AminHP / gym-anytrading

The most simple, flexible, and comprehensive OpenAI Gym trading environment (Approved by OpenAI Gym)
MIT License
2.1k stars 465 forks source link

Confusion over results if run multiple times #44

Closed mkeywood1 closed 3 years ago

mkeywood1 commented 3 years ago

Hi, Sorry if this is the wrong place to ask this but I couldn't find anywhere else. I love the package, excellent work, and I'm sure I am doing something wrong but I wonder if you can explain why when I run the same thing multiple times I get such wildly different results.

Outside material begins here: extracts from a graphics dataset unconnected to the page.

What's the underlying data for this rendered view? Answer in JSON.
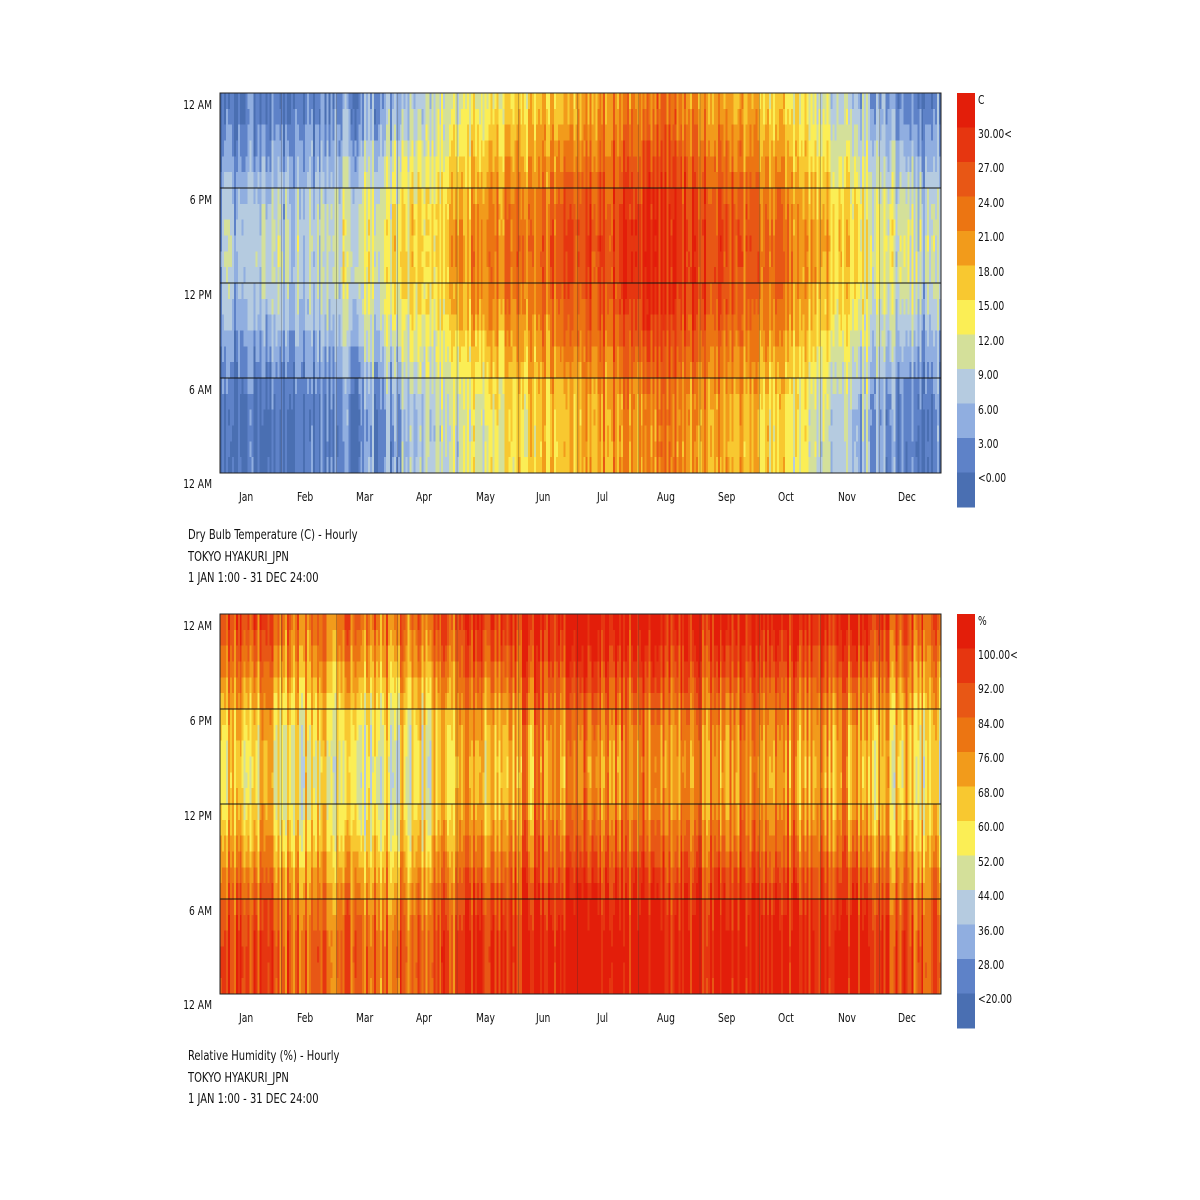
{
  "chart_data": [
    {
      "type": "heatmap",
      "title": "Dry Bulb Temperature (C) - Hourly",
      "location": "TOKYO HYAKURI_JPN",
      "period": "1 JAN 1:00 - 31 DEC 24:00",
      "unit": "C",
      "x_tick_labels": [
        "Jan",
        "Feb",
        "Mar",
        "Apr",
        "May",
        "Jun",
        "Jul",
        "Aug",
        "Sep",
        "Oct",
        "Nov",
        "Dec"
      ],
      "y_tick_labels": [
        "12 AM",
        "6 PM",
        "12 PM",
        "6 AM",
        "12 AM"
      ],
      "legend_labels": [
        "30.00<",
        "27.00",
        "24.00",
        "21.00",
        "18.00",
        "15.00",
        "12.00",
        "9.00",
        "6.00",
        "3.00",
        "<0.00"
      ],
      "legend_min": 0,
      "legend_max": 30,
      "monthly_mean": [
        3,
        4,
        7,
        12,
        17,
        20,
        24,
        26,
        22,
        17,
        11,
        5
      ],
      "daily_amplitude": 4.5,
      "day_noise": 3.5
    },
    {
      "type": "heatmap",
      "title": "Relative Humidity (%) - Hourly",
      "location": "TOKYO HYAKURI_JPN",
      "period": "1 JAN 1:00 - 31 DEC 24:00",
      "unit": "%",
      "x_tick_labels": [
        "Jan",
        "Feb",
        "Mar",
        "Apr",
        "May",
        "Jun",
        "Jul",
        "Aug",
        "Sep",
        "Oct",
        "Nov",
        "Dec"
      ],
      "y_tick_labels": [
        "12 AM",
        "6 PM",
        "12 PM",
        "6 AM",
        "12 AM"
      ],
      "legend_labels": [
        "100.00<",
        "92.00",
        "84.00",
        "76.00",
        "68.00",
        "60.00",
        "52.00",
        "44.00",
        "36.00",
        "28.00",
        "<20.00"
      ],
      "legend_min": 20,
      "legend_max": 100,
      "monthly_mean": [
        74,
        70,
        68,
        72,
        84,
        90,
        92,
        90,
        88,
        87,
        84,
        75
      ],
      "daily_amplitude": 16,
      "day_noise": 14
    }
  ],
  "colors": [
    "#4a6fb2",
    "#5e82c8",
    "#90aee0",
    "#b5cbe0",
    "#d4e09a",
    "#fbee55",
    "#f8c830",
    "#f29b1b",
    "#ec7512",
    "#e85715",
    "#e63610",
    "#e31e0a"
  ]
}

For example, running this to train / test it 10 times:

import gym
import gym_anytrading
from gym_anytrading.envs import TradingEnv, ForexEnv, Actions, Positions 
from gym_anytrading.datasets import FOREX_EURUSD_1H_ASK, STOCKS_GOOGL

env = gym.make('forex-v0', frame_bound=(50, 100), window_size=10)

for i in range(10):
  observation = env.reset()
  while True:
      action = env.action_space.sample()
      observation, reward, done, info = env.step(action)
      if done:
          print("info:", info)
          break

I get:

info: {'total_reward': -50.99999999999439, 'total_profit': 0.9875980085384239, 'position': 0}
info: {'total_reward': 24.099999999995784, 'total_profit': 0.9886818462999193, 'position': 1}
info: {'total_reward': 24.499999999987313, 'total_profit': 0.9893252791394607, 'position': 0}
info: {'total_reward': 138.10000000000767, 'total_profit': 0.9953009801405461, 'position': 1}
info: {'total_reward': 107.10000000001328, 'total_profit': 0.9926679505350279, 'position': 1}
info: {'total_reward': 127.00000000000375, 'total_profit': 0.996177843192774, 'position': 0}
info: {'total_reward': -144.90000000000117, 'total_profit': 0.9813550423422519, 'position': 1}
info: {'total_reward': -128.90000000000293, 'total_profit': 0.9843355398695747, 'position': 0}
info: {'total_reward': 45.699999999999626, 'total_profit': 0.9912142586709967, 'position': 0}
info: {'total_reward': -39.39999999999389, 'total_profit': 0.9859639867316038, 'position': 1}

Wouldn't I expect them all to have the same position given it's the same data / training, or am I missing something fundamental here?

Thank you

AminHP commented 3 years ago

Hi @mkeywood1, thank you :)

The actions here are selected randomly, so the results will not be the same.

action = env.action_space.sample()

mkeywood1 commented 3 years ago

@AminHP, I can’t believe how silly I was there. How embarrassing. Thank you.